Emotions aside, i am posting a chart here with an indicator that i use to objectively define a bull and a bear market. Until this indicator turns below zero, there's no bear market, the way i define it. Again, remember this is a long term indicator and should not be used for ST to IT term timing purposes, unless one is ready to take a 15-20% drawdown. Right now we are in a intermediate term correction and it should be respected, if one is trading that timeframe.

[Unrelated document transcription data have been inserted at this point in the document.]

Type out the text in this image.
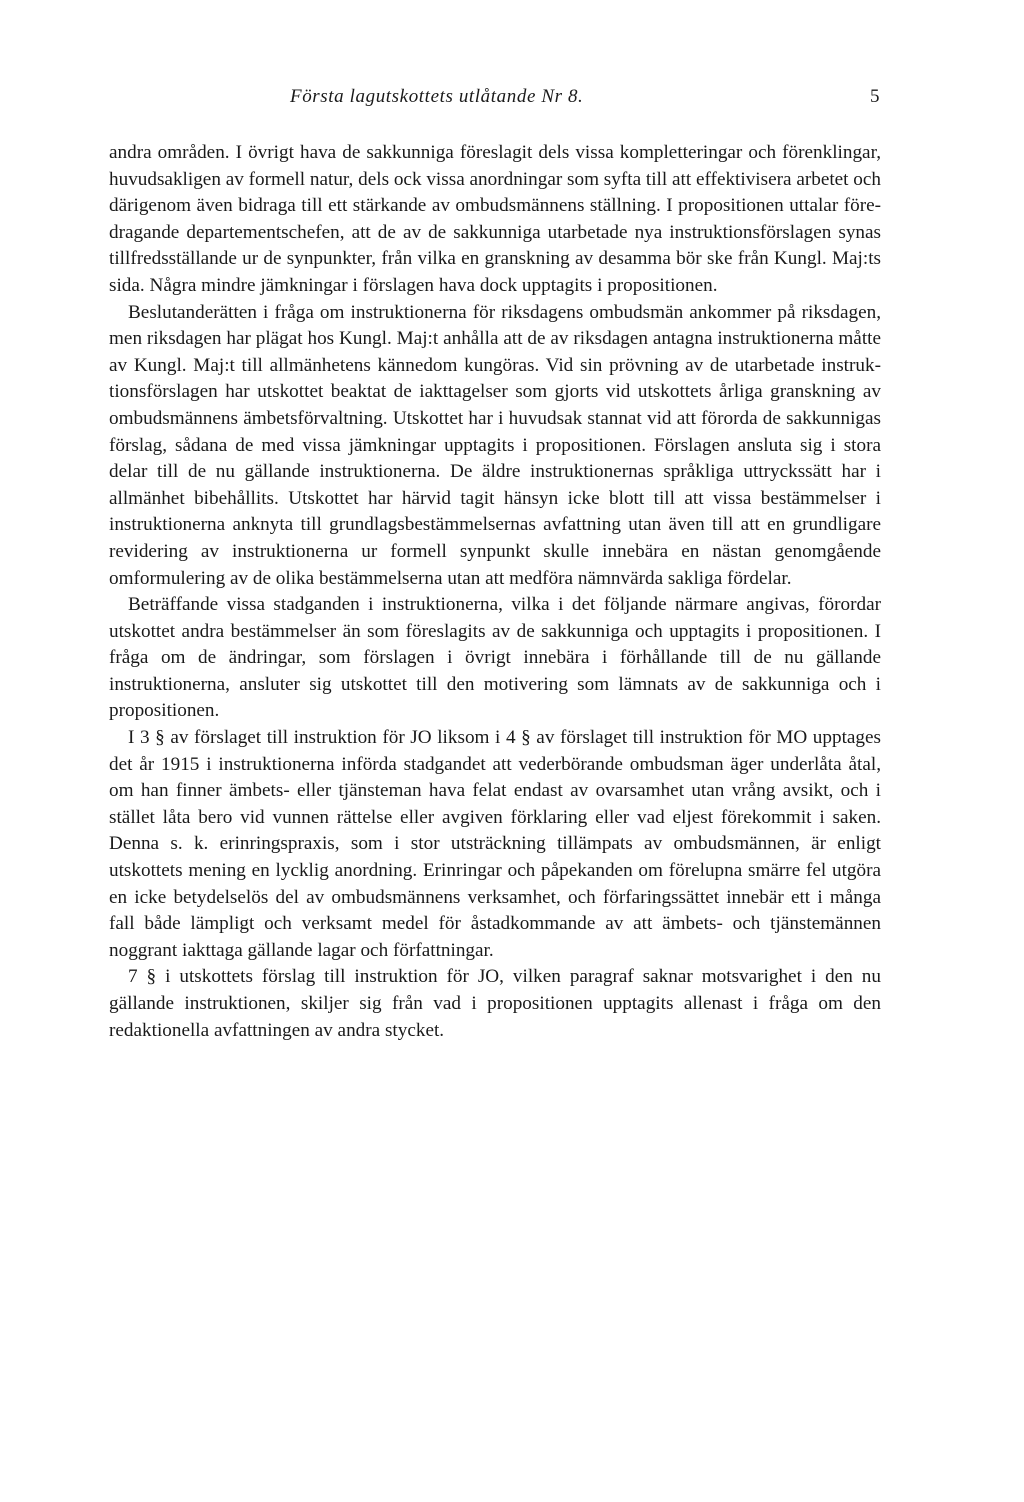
Första lagutskottets utlåtande Nr 8.	5

andra områden. I övrigt hava de sakkunniga föreslagit dels vissa kompletteringar och förenklingar, huvudsakligen av formell natur, dels ock vissa anordningar som syfta till att effektivisera arbetet och därigenom även bidraga till ett stärkande av ombudsmännens ställning. I propositionen uttalar föredragande departementschefen, att de av de sakkunniga utarbetade nya instruktionsförslagen synas tillfredsställande ur de synpunkter, från vilka en granskning av desamma bör ske från Kungl. Maj:ts sida. Några mindre jämkningar i förslagen hava dock upptagits i propositionen.

Beslutanderätten i fråga om instruktionerna för riksdagens ombudsmän ankommer på riksdagen, men riksdagen har plägat hos Kungl. Maj:t anhålla att de av riksdagen antagna instruktionerna måtte av Kungl. Maj:t till allmänhetens kännedom kungöras. Vid sin prövning av de utarbetade instruktionsförslagen har utskottet beaktat de iakttagelser som gjorts vid utskottets årliga granskning av ombudsmännens ämbetsförvaltning. Utskottet har i huvudsak stannat vid att förorda de sakkunnigas förslag, sådana de med vissa jämkningar upptagits i propositionen. Förslagen ansluta sig i stora delar till de nu gällande instruktionerna. De äldre instruktionernas språkliga uttryckssätt har i allmänhet bibehållits. Utskottet har härvid tagit hänsyn icke blott till att vissa bestämmelser i instruktionerna anknyta till grundlagsbestämmelsernas avfattning utan även till att en grundligare revidering av instruktionerna ur formell synpunkt skulle innebära en nästan genomgående omformulering av de olika bestämmelserna utan att medföra nämnvärda sakliga fördelar.

Beträffande vissa stadganden i instruktionerna, vilka i det följande närmare angivas, förordar utskottet andra bestämmelser än som föreslagits av de sakkunniga och upptagits i propositionen. I fråga om de ändringar, som förslagen i övrigt innebära i förhållande till de nu gällande instruktionerna, ansluter sig utskottet till den motivering som lämnats av de sakkunniga och i propositionen.

I 3 § av förslaget till instruktion för JO liksom i 4 § av förslaget till instruktion för MO upptages det år 1915 i instruktionerna införda stadgandet att vederbörande ombudsman äger underlåta åtal, om han finner ämbets- eller tjänsteman hava felat endast av ovarsamhet utan vrång avsikt, och i stället låta bero vid vunnen rättelse eller avgiven förklaring eller vad eljest förekommit i saken. Denna s. k. erinringspraxis, som i stor utsträckning tillämpats av ombudsmännen, är enligt utskottets mening en lycklig anordning. Erinringar och påpekanden om förelupna smärre fel utgöra en icke betydelselös del av ombudsmännens verksamhet, och förfaringssättet innebär ett i många fall både lämpligt och verksamt medel för åstadkommande av att ämbets- och tjänstemännen noggrant iakttaga gällande lagar och författningar.

7 § i utskottets förslag till instruktion för JO, vilken paragraf saknar motsvarighet i den nu gällande instruktionen, skiljer sig från vad i propositionen upptagits allenast i fråga om den redaktionella avfattningen av andra stycket.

Based on this indicator, in the last two decades, there have been three minor bear trends 1987, 1990 and 2000. 1987 and 1990 conincided with minor bear trends and economic softness. 2000 was a major bear market in stocks which coincided with a full blown recession. This indicator signaled a bear market in Nov 2000 and turned back in June 2003, which signalled the end of bear market. It's always better to be late in calling a bear market than earlier. Public memory is short. Those who claim to have called the 2000 top were the same folks who have been calling it since 1995 and some from late 80s. There are a few exceptions who called it in 98 and 99 and were vindicated in 2000. My point is "Don't be eager in calling a bear market" as the bull market topping is multi-year process. It's better to be 6 months late rather a few years earlier as the opportunity cost of not riding the bull market is too much and the associated psychological stress of being early and wrong in calling a top is just not worth it.
Looking at my indicator, during the great bull market of 90s, the first set of divergences started appearing in Oct 1997. We got a decent correction and the Osc moved to new highs. The next set of divergences apeared in July of 1998. We got a big correction and moved to new highs on the Osc in 1999. From July 1999, there were a series of lower low on the Osc with higher highs on indices. The increase in volatility, accompanied by a series of divergences was indicative of a maturing bull cycle. My LT indicators are in a configuration similar to where we were in July-Aug 1999.
Looking at my long term indicators and some divergences on the long term charts, i have to say the BULL market is maturing and in it's final stages. Nothing has changed as far as my LT e-wave count is concerned and i still expect SPX 1800 by 2009, before it's all said and done. My indicators remain in a bull market zone and i have a incomplete wave count to contend with. So the implication is the bull market will continue. Currently we are in a intermediate correction which started on Oct 11. I expect new ATH on SPX once the IT correction is over.
As for the recession talk, it's something that's been going on for the last 4 years. 2004, we were supposed to enter a recession. Then it got moved to 2005. 2006 was supposed to be a no brainer recession. 2007, there was no escape. And here we are in 2007 and the U.S GDP is growing at 3.9%. The emerging markets continue to grow at 9-10%. I am no economic expert. So i will listen to the stock market to signal a recession, instead of listening to the economic professors who have predicted the last few recessions that never occurred!
As for the Super cycle top and Grand Super cycle top and "End of America" arguments, it may not happen in many of our lifetimes.